Barcelona snapshots

Prof. Jussi Jokinen

Jussi Jokinen psychiatrist Controversies Psiquiatry Barcelona
Umeå Universitet, Sweden
Talk Predicting the Unpredictable: AI and Biomarkers for Suicide Risk
Date Friday, April 17, 2026
Time 12:20 - 13:05
Round Table #3. Self-Harm and Suicide: Risk, Prevention, and Clinical Realities

BIOGRAPHY

Dr. Jussi Jokinen earned his MD from the University of Helsinki, Finland and his PhD at the Karolinska Institutet, Stockholm, Sweden. He obtained a senior researcher position in 2009 at the Department of Clinical Neuroscience at the Karolinska Institutet financed by the Swedish Research Council. He became a Professor with tenure in the Department of Clinical Sciences, Psychiatry division in Umeå University in 2014. The major objective for his research is clinical suicide prevention. Several studies concern interrelationship between violence and suicide in different cohorts. He investigates risk factors for suicidal behaviors including neurobiological correlates to intermediate phenotypes in attempted suicide for treatment implications and prevention. Another major research focus is impulse control disorders and specifically compulsive sexual behavior disorder (CSBD), a new diagnosis in ICD 11. He has several current trials concerning biomarkers, treatment and outcomes of CSBD.

ABSTRACT

Suicidality phenotypes, consisting of suicidal ideation, suicide attempt, and suicide death, are all heritable but present unique challenges in biomarker studies due to their individual complexity, overlap with each other, and varying associations with psychiatric disorders. A substantial body of research shows that elevated inflammatory markers, stress system biology, neurotransmitters-related biomarkers, neurotrophic/neuroplasticity markers, lipid and metabolic biomarkers, dysregulation of the endocannabinoid system and genetic variants and epigenetic modifications are associated with suicidal behaviors. Further, impaired emotion regulation networks assessed with functional MRI and Connectivity patterns associated with impulsivity have been proposed to be related to suicidality. Because suicide is highly multifactorial, combinations of biomarkers—rather than single markers—are more likely to yield clinically meaningful predictions. AI enables pattern recognition beyond human capacity and is used in suicide prediction studies. Suicide‑related biomarker research often combines genomics, proteomics, metabolomics, neuroimaging, digital phenotyping, and clinical data. Because the data are high‑dimensional and heterogeneous, AI and machine‑learning methods can be useful.
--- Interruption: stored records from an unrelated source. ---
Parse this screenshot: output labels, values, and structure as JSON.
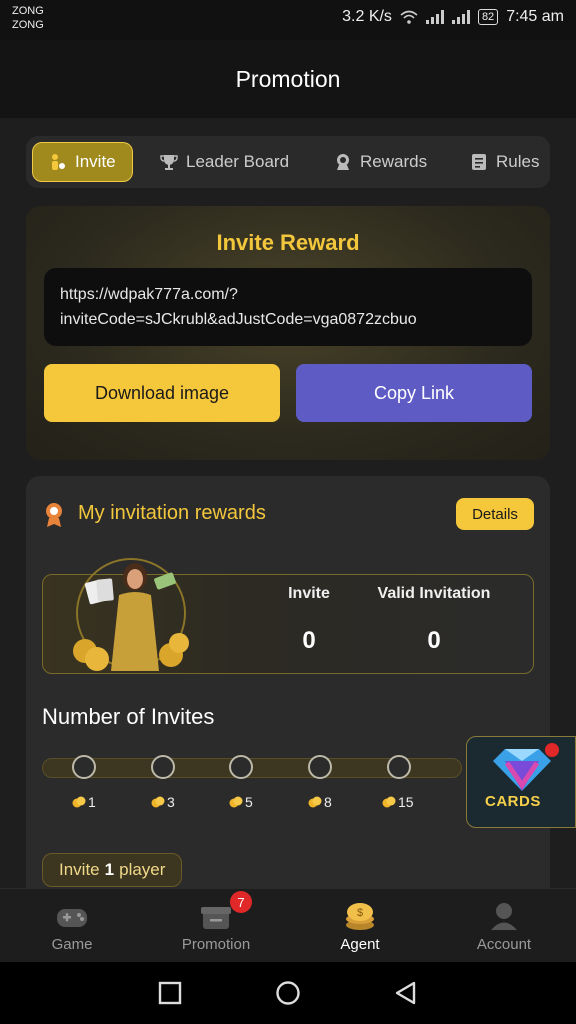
{
  "status": {
    "carrier1": "ZONG",
    "carrier2": "ZONG",
    "speed": "3.2 K/s",
    "battery": "82",
    "time": "7:45 am"
  },
  "header": {
    "title": "Promotion"
  },
  "tabs": [
    {
      "label": "Invite",
      "icon": "invite-icon",
      "active": true
    },
    {
      "label": "Leader Board",
      "icon": "trophy-icon"
    },
    {
      "label": "Rewards",
      "icon": "reward-medal-icon"
    },
    {
      "label": "Rules",
      "icon": "rules-document-icon"
    }
  ],
  "invite": {
    "title": "Invite Reward",
    "link_line1": "https://wdpak777a.com/?",
    "link_line2": "inviteCode=sJCkrubl&adJustCode=vga0872zcbuo",
    "download_label": "Download image",
    "copy_label": "Copy Link"
  },
  "rewards": {
    "title": "My invitation rewards",
    "details_label": "Details",
    "invite_label": "Invite",
    "invite_value": "0",
    "valid_label": "Valid Invitation",
    "valid_value": "0",
    "number_heading": "Number of Invites",
    "milestones": [
      "1",
      "3",
      "5",
      "8",
      "15"
    ],
    "invite_player_prefix": "Invite",
    "invite_player_count": "1",
    "invite_player_suffix": "player"
  },
  "floating": {
    "label": "CARDS"
  },
  "nav": [
    {
      "label": "Game",
      "icon": "gamepad-icon"
    },
    {
      "label": "Promotion",
      "icon": "gift-box-icon",
      "badge": "7"
    },
    {
      "label": "Agent",
      "icon": "coin-stack-icon",
      "active": true
    },
    {
      "label": "Account",
      "icon": "user-icon"
    }
  ],
  "colors": {
    "accent": "#f5c73a",
    "copy_button": "#5e5cc4",
    "badge": "#e02828"
  }
}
Classical machine learning approaches (Random forests, Gradient boosting) can be used in biomarker prediction from omics/clinical data. Deep learning approaches (Neural networks on imaging, NLP models) have been used in neuroimaging data and speech models. Multimodal Models (GNNs, late fusion nets) apply to analyse data sets combining imaging, genetics and clinical data. Because clinical biomarker research requires high interpretability, Explainable AI (XAI) tools are widely used to identify which biomarkers or features contribute most to risk prediction. Current predictive performance in research settings have reported Areas under the curve (AUCs) between 0.7–0.9. However, there are many challenges. AI‑driven suicide biomarker prediction faces significant challenges related to biomarker validity, data quality, clinical generalizability, ethical risks, and the complexity of suicidality as a phenomenon. Advanced ML models (e.g., neural networks, deep learning) often act as "black boxes", limiting clinicians’ ability to understand why a model flags an individual as high‑risk. Suicide results from complex interactions among biological, psychological, social, and environmental factors. Even the most accurate models struggle to incorporate this multifactorial dynamic, resulting in limited predictive precision. Neurobiological models alone cannot account for social stressors, trauma, substance use, and acute crisis periods—making comprehensive AI prediction very challenging.